I believe he tries to make this walking with a walker thing look easier than it is…going at a quick pace is not good, nor is trying to prove it’s okay!!!
Yes, I know I do not know all that he’s going through but I see these trials as having no compromise…no more scurrying around like you are a superhero on a mission…no need to prove anything to any of us.
So with a bit of apprehension I mentioned my concerns to two of the boys that happened to be here at the time I was tearing my hair out!
In no uncertain terms was it a pleasant situation…Chad and his wife Kate were here and voiced their concerns to the Farmer … there is no good that can come from falling repeatedly.
Jeremy and his wife Allison listened while I tried to get across the fact that I am fearful that one of these times it could cause a broken hip…a hit to the noggin…or worse.
That is when Jeremy spoke up and without pulling any punches, took on the roll of advocate for his Dad. He sees things through the eyes of someone who has been there..
Waking from an induced coma of 40 days he was totally dependent on nurses and doctors in 1997 at the age of 18. He was kind of going through the same feelings as his dad is now…only in reverse…
He would get better and be less dependent…my Farmer will require more help as time goes on…he will continue to decline as hard as it is to admit.
Our conversation turned to just that…honesty and facts…through Jeremy’s eyes and because of his experience.
Chad was seeing things through a son’s eyes as I do through my wife’s eyes. How can we help him through this?
With everyone’s help thrown into the mix, it was not as hard a situation as I had envisioned. Kate and Allison added their take on the situation and it was decided that help was needed during the hours of perhaps 11 p.m. to 6 a.m….not every evening, just as a relief effort.

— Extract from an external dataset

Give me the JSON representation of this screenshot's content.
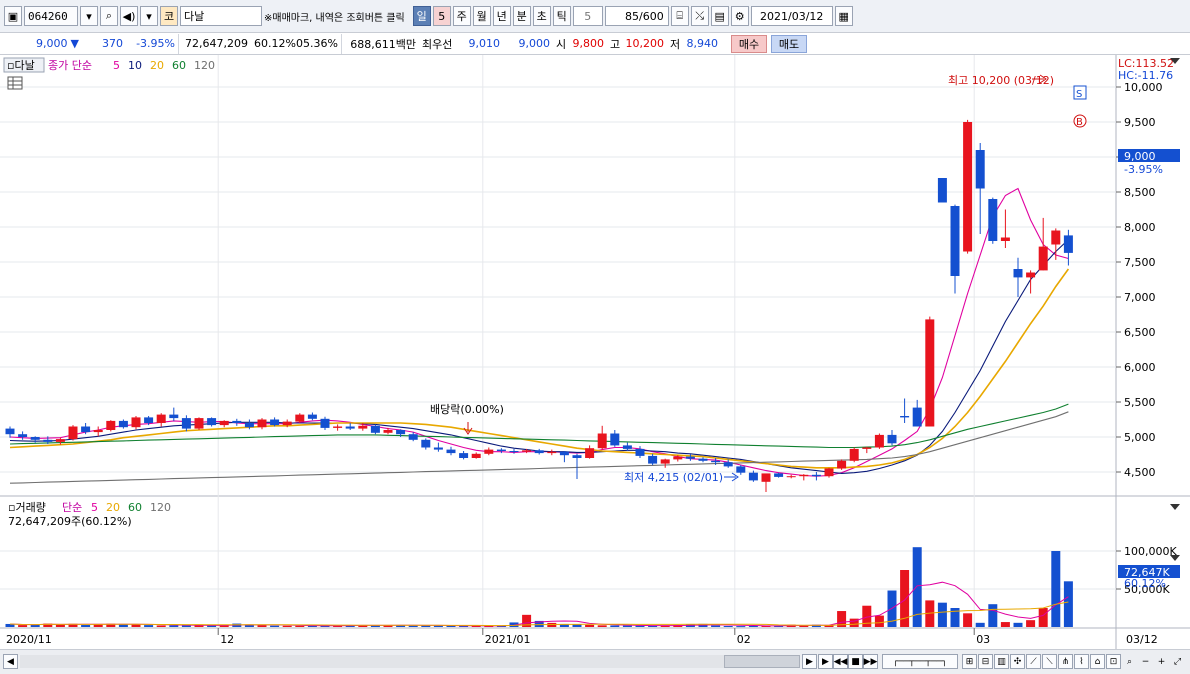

I am going to notify the Visiting Nurses that we do need help…he is getting up and falling during the night. No excuses from them about lack of time for a visit…that is their job.
This is step one into another phase of our journey. I have come to understand that this could very well be a “reason” for Jeremy’s accident…to help us understand what his Dad is facing and feeling.
I think all of our children have a purpose in this…I just feel now I have some answers to questions from all those years ago. my biggest question now would be, “When did our kid’s grow up to be such great adults? BUT…thank God they did.
I have a feeling that there will be more of these ‘ interventions ‘ but hopefully will become a bit less challenging. We have a strong family…in ways I never really thought about…but now we can all work together to make this journey a bit more bearable???
My Farmer is moving with a little more thought and purpose…slow(er) and more careful steps I have noticed!!!